Conversando sobre a música, soube que seu Jair estava para gravar seu primeiro disco, aos 80 anos. Ele, que foi importante compositor da Velha Guarda da Portela, participou do musical "Rosa de Ouro" e integrou Os Cinco Criolos (com Paulinho da Viola, Elton Medeiros, Anescarzinho do Salgueiro e Nelson Sargento), não tinha ainda um álbum solo com suas composições.

Marco Aurelio Olimpio
Show de lançamento do CD de Jair do Cavaquinho (à frente), com Teresa Cristina (à dir.) e Mônica Salmaso (ao fundo, de mangas compridas) no coro

O disco estava sendo produzido pela gravadora Acari —lindeza criada por Luciana Rabello e Maurício Carrilho— e foi lançado pelo selo Phonomotor.

Naquela época, eu dava um curso na Oficina de Música de Curitiba, onde também eram professores Maurício e Pedro Amorim. Conversando com o Pedro, perguntei sobre o esperado CD do seu Jair, e ele me disse que estava quase pronto, com todas as bases gravadas, só faltando o coro.

Acho que dei bandeira e meus olhinhos brilharam, porque em seguida ele deu uma risada e disse: "Você não iria pro Rio pra fazer parte deste coro, iria?". E eu respondi: "Óbvio!".

Um tempinho depois, lá estava eu, por minha conta e para minha própria felicidade, voando para o Rio e encarando um metrô longo até Acari para conhecer o seu Jair e fazer parte do coro junto com a Teresa Cristina, Cristina Buarque, Pedro Miranda e uma boa turma.

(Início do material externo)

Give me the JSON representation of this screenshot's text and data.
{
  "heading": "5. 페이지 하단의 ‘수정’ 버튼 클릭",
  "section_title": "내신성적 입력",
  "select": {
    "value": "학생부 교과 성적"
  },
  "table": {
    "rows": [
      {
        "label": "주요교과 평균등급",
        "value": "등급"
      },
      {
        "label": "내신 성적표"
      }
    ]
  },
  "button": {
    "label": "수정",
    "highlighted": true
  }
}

Naquele mesmo ano, a equipe de programação do Sesc Ipiranga, em São Paulo, convidou a mim e ao produtor e amigo Homero Ferreira para idealizamos um projeto de shows para o teatro. Nasceu assim o Ponto In Comum, uma série de espetáculos —cada um com foco em um assunto, compositor ou sonoridade— que me ensinaram muito sobre a música brasileira.

Pensando na Lapa e com saudades da gravação do seu Jair, montamos, em 2002, a apresentação "Lapa" com ele, o Grupo Semente, Teresa Cristina, Cristina Buarque e as pastoras Surica e Doca, da Portela.

Fui, então, de novo ao Rio para fazer ensaios deliciosos e aprender muitos dos melhores sambas cariocas. Chegando lá, fomos visitar seu Jair na casa dele, o que envolveu uma viagem inesquecível de "frescão": um ônibus que sai do centro da cidade em uma longa jornada cuja temperatura pode ser adivinhada pelo apelido.

Ao descer no ponto que nos foi ensinado, logo um senhor nos viu com cara de turistas e perguntou: "Estão indo aonde?". "Na casa do seu Jair." "É naquela rua ali, aquela casa à direita."

Toquei a campainha e quem abriu a porta foi o próprio, com o CD recém-saído da fábrica na mão, para me entregar.

Estava devidamente vestido de compositor da Portela, com sapato e terno brancos, chapéu, colete azul bordado. Uma verdadeira nobreza de 80 anos com olhos emocionados e que já foi me perguntando: "Ficou lindo, não?".

Durante os shows, já em São Paulo, seu Jair nos trouxe uma foto incrível para divulgação. Eu não resisti e perguntei se poderia ficar com ela. Ele, então, pegou uma caneta, virou a foto e escreveu de improviso no verso: "À minha amiga Monica Carvalho, com carinho, Jair do Cavaquinho".

MÔNICA SALMASO, 46, é cantora. Lançou neste ano o álbum "Caipira".